Nondeterministic Conditional Remediation
Overview
Related Detector: Nondeterministic Conditional
Branching in Circom happens during witness generation, not inside the proof. An if/else that feeds a <-- assignment leaves the branch decision entirely to the prover: no constraint records which branch was taken or whether the condition held. The fix is to express the selection arithmetically — compute the condition with a constrained comparator, then select between candidates with the multiplexer identity out = cond * (a - b) + b.
Recommended Fix
Before (Vulnerable)
template FeeTier() {
signal input volume;
signal input threshold;
signal output fee;
// Witness-only branch: a malicious prover always takes the cheap one
if (volume >= threshold) {
fee <-- LOW_FEE;
} else {
fee <-- HIGH_FEE;
}
}
After (Fixed)
template FeeTier() {
signal input volume;
signal input threshold;
signal output fee;
// Constrained comparison — produces a proven 0/1 signal
component ge = GreaterEqThan(64);
ge.in[0] <== volume;
ge.in[1] <== threshold;
// Constrained selection: fee == ge.out ? LOW_FEE : HIGH_FEE
fee <== ge.out * (LOW_FEE - HIGH_FEE) + HIGH_FEE;
}
Two things changed. The condition is now computed by a comparator whose output is constrained (and whose inputs are range-checked by the component), and the selection is a single quadratic constraint that can only be satisfied by the branch matching the condition.
Alternative Mitigations
- Use library multiplexers. For selecting among several signals or arrays,
Mux1/Mux2from circomlib implement the same identity with the selector constrained to be binary — less room for a hand-rolled sign error. - Keep the
<--, add the constraints. When the branch computes something genuinely non-quadratic, an unconstrained assignment is fine if you add explicit constraints that pin the result: constrain the condition bit, then assert(result - branchA) * cond === 0and(result - branchB) * (1 - cond) === 0. - Hoist conditions on constants. If the condition depends only on template parameters (
var, not signals), the branch is resolved at compile time and is safe — restructure so signal-dependent conditions never appear in generation-timeifs.
Common Mistakes
Mistake: Forgetting to Constrain the Selector
signal sel;
sel <-- volume >= threshold ? 1 : 0; // sel is prover-chosen
fee <== sel * (LOW_FEE - HIGH_FEE) + HIGH_FEE; // mux is sound, selector is not
The multiplexer only enforces “fee matches some branch”. If sel itself is unconstrained, the prover picks the branch by picking sel.

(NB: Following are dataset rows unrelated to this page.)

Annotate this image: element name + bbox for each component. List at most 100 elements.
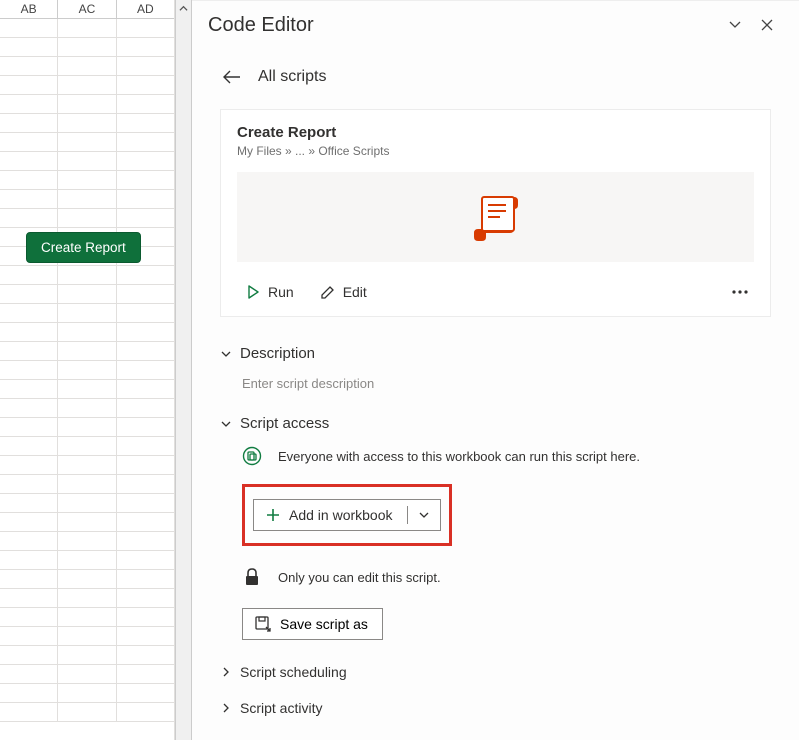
close-button[interactable] (751, 9, 783, 41)
cell[interactable] (116, 76, 174, 95)
cell[interactable] (116, 589, 174, 608)
cell[interactable] (0, 399, 57, 418)
cell[interactable] (116, 171, 174, 190)
cell[interactable] (57, 418, 115, 437)
cell[interactable] (0, 513, 57, 532)
table-row[interactable] (0, 76, 174, 95)
cell[interactable] (116, 361, 174, 380)
cell[interactable] (116, 323, 174, 342)
description-section-header[interactable]: Description (220, 345, 771, 362)
table-row[interactable] (0, 532, 174, 551)
cell[interactable] (0, 684, 57, 703)
cell[interactable] (0, 190, 57, 209)
cell[interactable] (0, 665, 57, 684)
cell[interactable] (116, 114, 174, 133)
table-row[interactable] (0, 570, 174, 589)
cell[interactable] (116, 399, 174, 418)
cell[interactable] (116, 380, 174, 399)
cell[interactable] (57, 266, 115, 285)
cell[interactable] (116, 38, 174, 57)
cell[interactable] (0, 209, 57, 228)
cell[interactable] (0, 38, 57, 57)
table-row[interactable] (0, 19, 174, 38)
cell[interactable] (57, 361, 115, 380)
cell[interactable] (57, 133, 115, 152)
cell[interactable] (57, 437, 115, 456)
cell[interactable] (116, 152, 174, 171)
cell[interactable] (116, 513, 174, 532)
add-in-workbook-button[interactable]: Add in workbook (253, 499, 441, 531)
cell[interactable] (116, 532, 174, 551)
cell[interactable] (0, 266, 57, 285)
table-row[interactable] (0, 418, 174, 437)
table-row[interactable] (0, 342, 174, 361)
table-row[interactable] (0, 133, 174, 152)
table-row[interactable] (0, 380, 174, 399)
cell[interactable] (57, 570, 115, 589)
cell[interactable] (116, 551, 174, 570)
column-header[interactable]: AB (0, 0, 57, 19)
cell[interactable] (57, 456, 115, 475)
script-access-section-header[interactable]: Script access (220, 415, 771, 432)
cell[interactable] (57, 399, 115, 418)
cell[interactable] (57, 532, 115, 551)
table-row[interactable] (0, 190, 174, 209)
cell[interactable] (0, 475, 57, 494)
cell[interactable] (57, 323, 115, 342)
cell[interactable] (116, 418, 174, 437)
cell[interactable] (116, 475, 174, 494)
table-row[interactable] (0, 456, 174, 475)
cell[interactable] (0, 152, 57, 171)
cell[interactable] (0, 418, 57, 437)
table-row[interactable] (0, 399, 174, 418)
cell[interactable] (116, 703, 174, 722)
cell[interactable] (57, 209, 115, 228)
table-row[interactable] (0, 323, 174, 342)
cell[interactable] (0, 323, 57, 342)
back-button[interactable] (220, 65, 244, 89)
table-row[interactable] (0, 304, 174, 323)
save-script-as-button[interactable]: Save script as (242, 608, 383, 640)
table-row[interactable] (0, 703, 174, 722)
cell[interactable] (0, 646, 57, 665)
table-row[interactable] (0, 57, 174, 76)
cell[interactable] (0, 703, 57, 722)
cell[interactable] (0, 133, 57, 152)
table-row[interactable] (0, 608, 174, 627)
cell[interactable] (0, 380, 57, 399)
cell[interactable] (116, 570, 174, 589)
description-placeholder[interactable]: Enter script description (242, 376, 771, 391)
cell[interactable] (57, 551, 115, 570)
cell[interactable] (116, 285, 174, 304)
table-row[interactable] (0, 38, 174, 57)
cell[interactable] (57, 342, 115, 361)
cell[interactable] (57, 684, 115, 703)
cell[interactable] (0, 76, 57, 95)
collapse-button[interactable] (719, 9, 751, 41)
table-row[interactable] (0, 494, 174, 513)
create-report-button[interactable]: Create Report (26, 232, 141, 263)
cell[interactable] (116, 95, 174, 114)
cell[interactable] (0, 456, 57, 475)
cell[interactable] (57, 665, 115, 684)
cell[interactable] (57, 114, 115, 133)
cell[interactable] (0, 342, 57, 361)
table-row[interactable] (0, 437, 174, 456)
cell[interactable] (57, 95, 115, 114)
cell[interactable] (0, 532, 57, 551)
cell[interactable] (0, 57, 57, 76)
cell[interactable] (57, 152, 115, 171)
table-row[interactable] (0, 266, 174, 285)
cell[interactable] (0, 608, 57, 627)
cell[interactable] (57, 627, 115, 646)
column-header[interactable]: AC (57, 0, 115, 19)
cell[interactable] (57, 304, 115, 323)
cell[interactable] (57, 646, 115, 665)
cell[interactable] (0, 570, 57, 589)
cell[interactable] (57, 19, 115, 38)
cell[interactable] (116, 57, 174, 76)
cell[interactable] (116, 684, 174, 703)
cell[interactable] (116, 665, 174, 684)
run-button[interactable]: Run (237, 280, 302, 304)
more-options-button[interactable] (726, 278, 754, 306)
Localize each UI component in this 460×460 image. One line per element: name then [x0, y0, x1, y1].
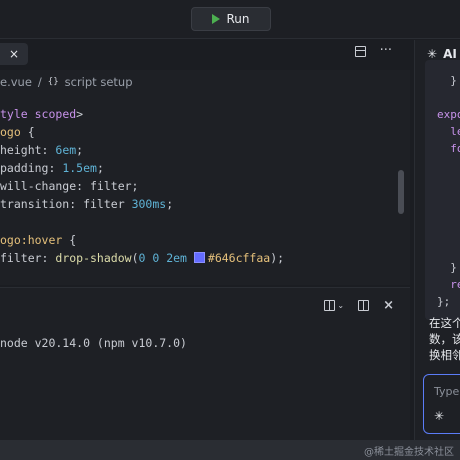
code-line: transition: filter 300ms; [0, 195, 395, 213]
run-button[interactable]: Run [191, 7, 271, 31]
breadcrumb-separator: / [37, 75, 42, 89]
more-icon[interactable]: ··· [380, 43, 392, 58]
code-line: padding: 1.5em; [0, 159, 395, 177]
breadcrumb-file[interactable]: e.vue [0, 75, 32, 89]
close-icon: × [8, 47, 20, 61]
code-line: ogo:hover { [0, 231, 395, 249]
code-token: height: [0, 143, 56, 157]
code-token: ogo:hover [0, 233, 63, 247]
code-token: filter: [0, 251, 56, 265]
ai-response-text: 在这个 数，该 换相邻 [429, 316, 460, 362]
code-token: re [450, 278, 460, 291]
code-line: fo [425, 140, 460, 157]
ai-chat-input[interactable]: Type a ✳ [423, 374, 460, 434]
play-icon [212, 14, 221, 24]
breadcrumb-section[interactable]: script setup [65, 75, 133, 89]
ai-input-placeholder: Type a [434, 385, 460, 398]
code-token: ; [76, 143, 84, 157]
code-line: height: 6em; [0, 141, 395, 159]
split-terminal-dropdown[interactable]: ⌄ [324, 300, 344, 311]
code-token: > [76, 107, 84, 121]
terminal-tools: ⌄ × [324, 298, 394, 313]
code-token: transition: filter [0, 197, 132, 211]
watermark: @稀土掘金技术社区 [364, 447, 454, 458]
code-token: ); [270, 251, 285, 265]
code-token: tyle [0, 107, 35, 121]
code-line: } [425, 72, 460, 89]
code-token: ogo [0, 125, 21, 139]
code-token: 300ms [131, 197, 167, 211]
tab-close-button[interactable]: × [0, 43, 28, 65]
code-token: } [437, 261, 457, 274]
code-token: } [437, 74, 457, 87]
top-toolbar: Run [0, 0, 460, 39]
braces-icon: {} [47, 77, 59, 87]
code-token: le [450, 125, 460, 138]
code-line: filter: drop-shadow(0 0 2em #646cffaa); [0, 249, 395, 267]
chevron-down-icon: ⌄ [337, 301, 345, 310]
ai-panel-header: ✳ AI [427, 47, 457, 61]
editor-tab-bar: × ··· [0, 40, 410, 70]
sparkle-icon: ✳ [427, 47, 438, 61]
code-token: drop-shadow [55, 251, 132, 265]
sparkle-icon[interactable]: ✳ [434, 409, 444, 423]
code-token: will-change: filter; [0, 179, 139, 193]
code-line: expo [425, 106, 460, 123]
code-token: fo [450, 142, 460, 155]
terminal-panel: ⌄ × node v20.14.0 (npm v10.7.0) [0, 287, 410, 441]
code-line: ogo { [0, 123, 395, 141]
code-token: 0 0 2em [138, 251, 194, 265]
run-button-label: Run [226, 12, 250, 26]
code-token: scoped [34, 107, 77, 121]
code-line: } [425, 259, 460, 276]
code-token: #646cffaa [207, 251, 271, 265]
code-token: ; [96, 161, 104, 175]
code-area[interactable]: tyle scoped> ogo {height: 6em; padding: 1.… [0, 105, 395, 267]
code-line: will-change: filter; [0, 177, 395, 195]
code-token: { [20, 125, 35, 139]
code-token: padding: [0, 161, 63, 175]
code-token: }; [437, 295, 451, 308]
close-terminal-icon[interactable]: × [383, 298, 394, 313]
editor-tab-tools: ··· [354, 43, 392, 61]
code-token: expo [437, 108, 460, 121]
code-editor: × ··· e.vue / {} script setup tyle scope… [0, 40, 410, 285]
ai-panel: ✳ AI } expo le fo } re}; 在这个 数，该 换相邻 Type… [414, 40, 460, 440]
code-token: 6em [55, 143, 77, 157]
ai-panel-title: AI [443, 47, 457, 61]
code-line: tyle scoped> [0, 105, 395, 123]
ai-code-block: } expo le fo } re}; [425, 60, 460, 320]
code-token: ; [166, 197, 174, 211]
code-token: { [62, 233, 77, 247]
split-editor-icon[interactable] [354, 46, 366, 57]
code-line: le [425, 123, 460, 140]
editor-scrollbar[interactable] [398, 170, 404, 214]
status-bar: @稀土掘金技术社区 [0, 440, 460, 460]
code-token: ( [131, 251, 139, 265]
code-line: re [425, 276, 460, 293]
code-line: }; [425, 293, 460, 310]
split-terminal-icon [324, 300, 336, 311]
terminal-output: node v20.14.0 (npm v10.7.0) [0, 336, 187, 350]
code-token: 1.5em [62, 161, 97, 175]
color-swatch [193, 252, 205, 263]
breadcrumb: e.vue / {} script setup [0, 72, 133, 92]
layout-icon[interactable] [358, 300, 370, 311]
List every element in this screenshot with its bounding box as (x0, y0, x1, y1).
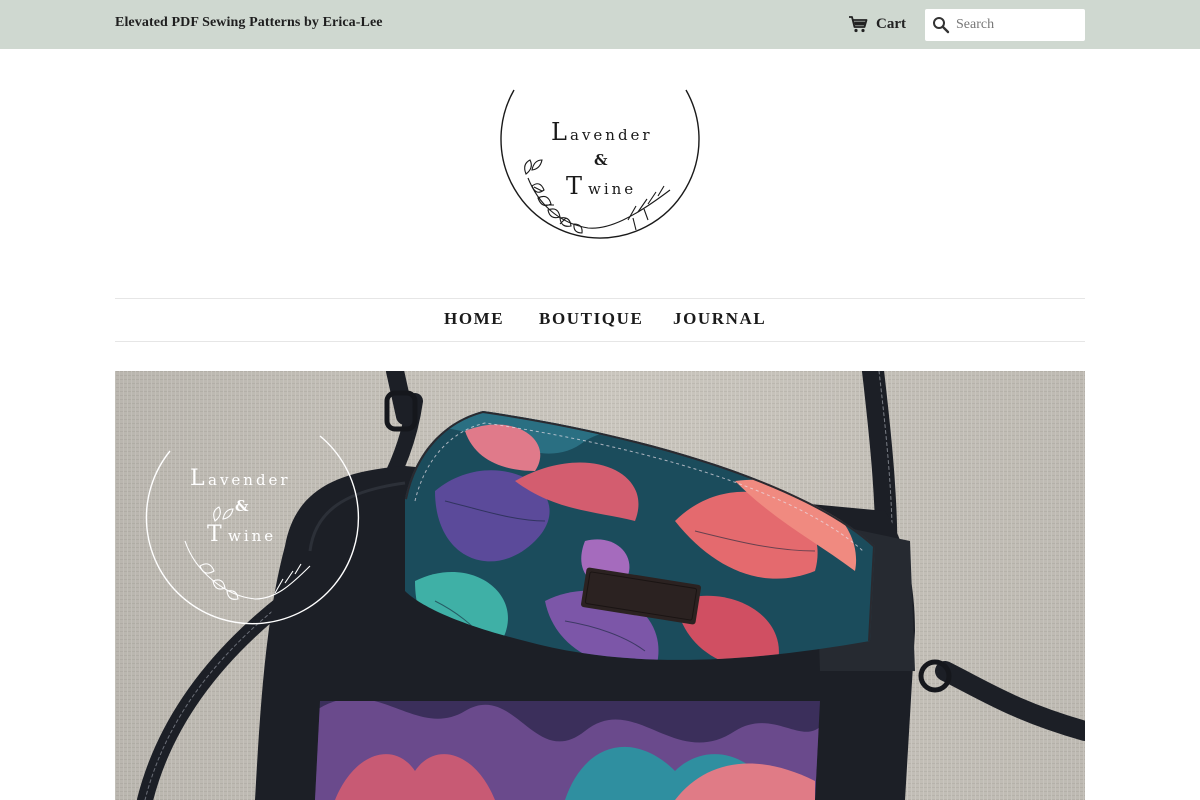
hero-image[interactable]: L avender & T wine (115, 371, 1085, 800)
cart-label: Cart (876, 15, 906, 32)
logo-word-wine: wine (588, 180, 636, 198)
main-navigation: HOME BOUTIQUE JOURNAL (115, 298, 1085, 342)
logo-ampersand: & (594, 151, 608, 169)
logo-word-avender: avender (570, 126, 653, 144)
watermark-initial-l: L (190, 466, 205, 491)
watermark-initial-t: T (207, 522, 222, 547)
logo-initial-l: L (551, 118, 567, 146)
cart-link[interactable]: Cart (848, 13, 906, 35)
search-box (925, 9, 1085, 41)
watermark-word-avender: avender (208, 471, 291, 489)
nav-item-boutique[interactable]: BOUTIQUE (539, 309, 643, 329)
bag-front-pocket (315, 701, 820, 800)
watermark-word-wine: wine (228, 527, 276, 545)
store-tagline: Elevated PDF Sewing Patterns by Erica-Le… (115, 15, 383, 30)
watermark-ampersand: & (235, 497, 249, 515)
cart-icon (849, 16, 868, 33)
search-icon[interactable] (932, 16, 950, 34)
nav-item-home[interactable]: HOME (444, 309, 504, 329)
announcement-bar: Elevated PDF Sewing Patterns by Erica-Le… (0, 0, 1200, 49)
site-logo[interactable]: L avender & T wine (498, 78, 702, 260)
logo-initial-t: T (566, 172, 582, 200)
search-input[interactable] (954, 10, 1084, 40)
nav-item-journal[interactable]: JOURNAL (673, 309, 766, 329)
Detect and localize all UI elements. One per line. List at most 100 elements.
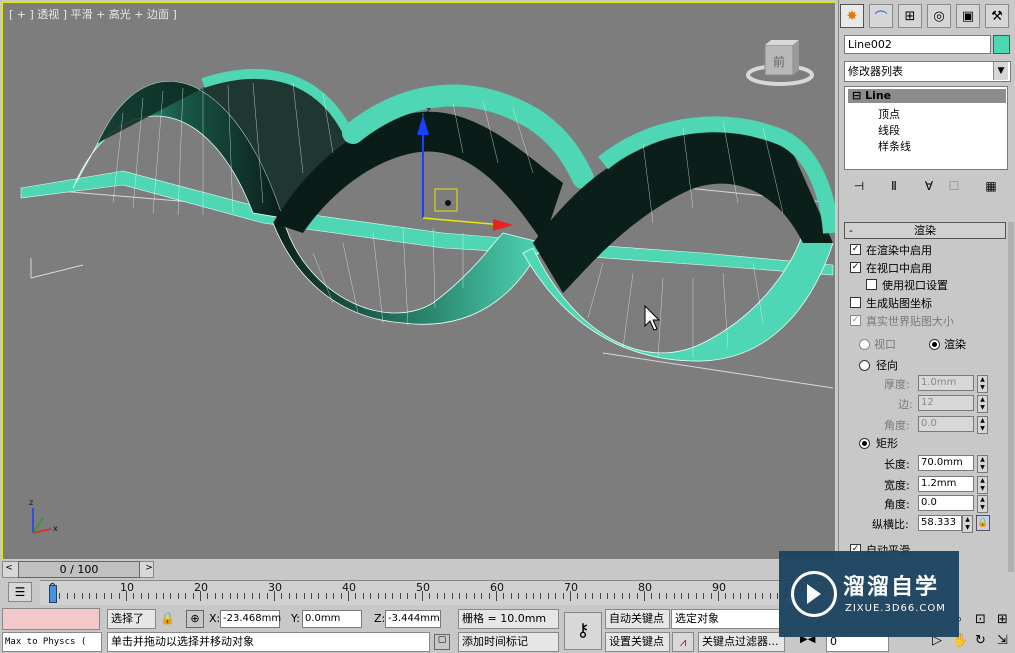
- next-frame-icon[interactable]: >: [143, 562, 155, 575]
- subobj-vertex[interactable]: 顶点: [878, 106, 900, 122]
- hierarchy-icon[interactable]: ⊞: [898, 4, 922, 28]
- subobj-segment[interactable]: 线段: [878, 122, 900, 138]
- create-icon[interactable]: ✸: [840, 4, 864, 28]
- aspect-field[interactable]: 58.333: [918, 515, 962, 531]
- sides-field[interactable]: 12: [918, 395, 974, 411]
- z-label: Z:: [374, 612, 386, 625]
- prev-frame-icon[interactable]: <: [3, 562, 15, 575]
- key-filters-button[interactable]: 关键点过滤器...: [698, 632, 785, 652]
- x-coord-field[interactable]: -23.468mm: [220, 610, 281, 628]
- zoom-all-icon[interactable]: ⊞: [997, 612, 1008, 627]
- show-end-result-icon[interactable]: Ⅱ: [885, 178, 903, 194]
- timeline-tick: [459, 593, 460, 599]
- timeline-tick: [592, 593, 594, 599]
- command-panel-scrollbar[interactable]: [1008, 222, 1014, 572]
- chevron-down-icon[interactable]: ▼: [993, 62, 1008, 80]
- y-coord-field[interactable]: 0.0mm: [302, 610, 362, 628]
- mini-curve-editor-icon[interactable]: ☰: [8, 582, 32, 602]
- timeline-tick: [96, 593, 98, 599]
- set-key-icon[interactable]: ⚷: [564, 612, 602, 650]
- absolute-mode-icon[interactable]: ⊕: [186, 610, 204, 628]
- add-time-tag-icon[interactable]: ▢: [434, 634, 450, 650]
- timeline-tick: [59, 593, 61, 599]
- key-tangent-icon[interactable]: ⩘: [672, 632, 694, 652]
- timeline-current-frame-marker[interactable]: [49, 585, 57, 603]
- pin-stack-icon[interactable]: ⊣: [850, 178, 868, 194]
- mouse-cursor-icon: [644, 304, 661, 331]
- rect-angle-field[interactable]: 0.0: [918, 495, 974, 511]
- timeline-tick: [599, 593, 601, 599]
- thickness-spinner[interactable]: ▲ ▼: [977, 375, 988, 393]
- maximize-viewport-icon[interactable]: ⇲: [997, 633, 1008, 648]
- perspective-viewport[interactable]: [ + ] 透视 ] 平滑 + 高光 + 边面 ] z z x 前: [2, 2, 836, 560]
- utilities-icon[interactable]: ⚒: [985, 4, 1009, 28]
- rect-angle-spinner[interactable]: ▲ ▼: [977, 495, 988, 513]
- remove-modifier-icon[interactable]: ☐: [945, 178, 963, 194]
- timeline-ruler[interactable]: 0102030405060708090100: [40, 580, 835, 605]
- enable-in-viewport-checkbox[interactable]: ✓: [850, 262, 861, 273]
- thickness-field[interactable]: 1.0mm: [918, 375, 974, 391]
- stack-item-line-label: Line: [865, 89, 892, 102]
- timeline-tick-label: 40: [342, 581, 356, 594]
- angle-spinner[interactable]: ▲ ▼: [977, 416, 988, 434]
- rectangular-radio[interactable]: [859, 438, 870, 449]
- set-key-button[interactable]: 设置关键点: [605, 632, 670, 652]
- timeline-tick: [547, 593, 549, 599]
- orbit-icon[interactable]: ↻: [975, 633, 986, 648]
- auto-key-button[interactable]: 自动关键点: [605, 609, 670, 629]
- real-world-map-size-checkbox[interactable]: ✓: [850, 315, 861, 326]
- display-icon[interactable]: ▣: [956, 4, 980, 28]
- z-coord-field[interactable]: -3.444mm: [385, 610, 441, 628]
- time-slider-thumb[interactable]: 0 / 100: [18, 561, 140, 578]
- width-spinner[interactable]: ▲ ▼: [977, 476, 988, 494]
- sides-label: 边:: [898, 398, 913, 411]
- length-field[interactable]: 70.0mm: [918, 455, 974, 471]
- stack-item-line[interactable]: ⊟ Line: [848, 89, 1006, 103]
- timeline-tick: [251, 593, 253, 599]
- timeline-tick: [740, 593, 742, 599]
- aspect-spinner[interactable]: ▲ ▼: [962, 515, 973, 533]
- object-name-field[interactable]: Line002: [844, 35, 991, 54]
- length-label: 长度:: [884, 458, 910, 471]
- modifier-list-dropdown[interactable]: 修改器列表: [844, 61, 1011, 82]
- lock-icon[interactable]: 🔒: [976, 515, 990, 531]
- modify-icon[interactable]: ⌒: [869, 4, 893, 28]
- angle-field[interactable]: 0.0: [918, 416, 974, 432]
- add-time-tag-button[interactable]: 添加时间标记: [458, 632, 559, 652]
- selection-lock-icon[interactable]: 🔒: [160, 611, 175, 625]
- timeline-tick: [436, 593, 438, 599]
- timeline-tick: [103, 593, 105, 599]
- timeline-tick: [607, 593, 608, 599]
- length-spinner[interactable]: ▲ ▼: [977, 455, 988, 473]
- timeline-tick: [755, 593, 756, 599]
- watermark-logo-icon: [791, 571, 837, 617]
- real-world-map-size-label: 真实世界贴图大小: [866, 315, 954, 328]
- watermark: 溜溜自学 ZIXUE.3D66.COM: [779, 551, 959, 637]
- configure-sets-icon[interactable]: ▦: [982, 178, 1000, 194]
- viewport-radio-label: 视口: [874, 338, 896, 351]
- timeline-tick: [681, 593, 682, 599]
- zoom-extents-icon[interactable]: ⊡: [975, 612, 986, 627]
- radial-radio[interactable]: [859, 360, 870, 371]
- timeline-tick: [481, 593, 483, 599]
- maxscript-mini-listener[interactable]: Max to Physcs (: [2, 632, 102, 652]
- motion-icon[interactable]: ◎: [927, 4, 951, 28]
- width-field[interactable]: 1.2mm: [918, 476, 974, 492]
- key-mode-dropdown[interactable]: 选定对象: [671, 609, 780, 629]
- use-viewport-settings-checkbox[interactable]: [866, 279, 877, 290]
- subobj-spline[interactable]: 样条线: [878, 138, 911, 154]
- maxscript-listener[interactable]: [2, 608, 100, 630]
- gen-mapping-coords-checkbox[interactable]: [850, 297, 861, 308]
- make-unique-icon[interactable]: ∀: [920, 178, 938, 194]
- collapse-icon[interactable]: ⊟: [852, 89, 861, 102]
- viewport-radio[interactable]: [859, 339, 870, 350]
- enable-in-render-checkbox[interactable]: ✓: [850, 244, 861, 255]
- sides-spinner[interactable]: ▲ ▼: [977, 395, 988, 413]
- timeline-tick: [140, 593, 142, 599]
- render-radio-label: 渲染: [944, 338, 966, 351]
- render-radio[interactable]: [929, 339, 940, 350]
- timeline-tick: [333, 593, 335, 599]
- render-rollout-header[interactable]: - 渲染: [844, 222, 1006, 239]
- timeline-tick: [703, 593, 705, 599]
- object-color-swatch[interactable]: [993, 35, 1010, 54]
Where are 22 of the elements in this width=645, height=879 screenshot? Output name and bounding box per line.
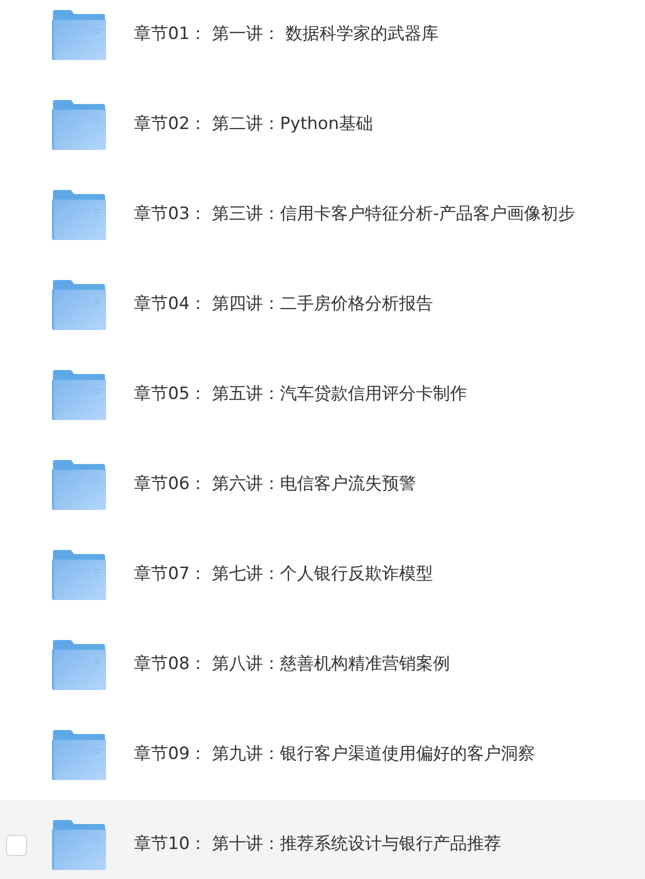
- folder-icon: [52, 10, 106, 60]
- folder-name[interactable]: 章节05： 第五讲：汽车贷款信用评分卡制作: [134, 382, 468, 408]
- folder-name[interactable]: 章节09： 第九讲：银行客户渠道使用偏好的客户洞察: [134, 742, 536, 768]
- folder-name[interactable]: 章节03： 第三讲：信用卡客户特征分析-产品客户画像初步: [134, 202, 576, 228]
- folder-icon: [52, 820, 106, 870]
- folder-name[interactable]: 章节04： 第四讲：二手房价格分析报告: [134, 292, 434, 318]
- folder-icon: [52, 190, 106, 240]
- folder-icon: [52, 640, 106, 690]
- folder-icon: [52, 100, 106, 150]
- folder-name[interactable]: 章节06： 第六讲：电信客户流失预警: [134, 472, 416, 498]
- folder-icon: [52, 550, 106, 600]
- folder-name[interactable]: 章节02： 第二讲：Python基础: [134, 112, 373, 138]
- folder-row[interactable]: 章节10： 第十讲：推荐系统设计与银行产品推荐: [0, 800, 645, 879]
- folder-icon: [52, 370, 106, 420]
- folder-name[interactable]: 章节01： 第一讲： 数据科学家的武器库: [134, 22, 438, 48]
- folder-icon: [52, 460, 106, 510]
- folder-name[interactable]: 章节07： 第七讲：个人银行反欺诈模型: [134, 562, 434, 588]
- folder-name[interactable]: 章节10： 第十讲：推荐系统设计与银行产品推荐: [134, 832, 502, 858]
- checkbox[interactable]: [6, 834, 27, 856]
- folder-icon: [52, 730, 106, 780]
- folder-name[interactable]: 章节08： 第八讲：慈善机构精准营销案例: [134, 652, 450, 678]
- folder-icon: [52, 280, 106, 330]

The comparator (or an explicit sel * (sel - 1) === 0 plus a binding relation) must constrain it.
Mistake: Comparing Without Range Checks
LessThan(n)/GreaterEqThan(n) are only sound when both operands fit in n bits. Feed them raw field elements and the comparison can be gamed with wrap-around values — add Num2Bits range checks on any prover-supplied operand.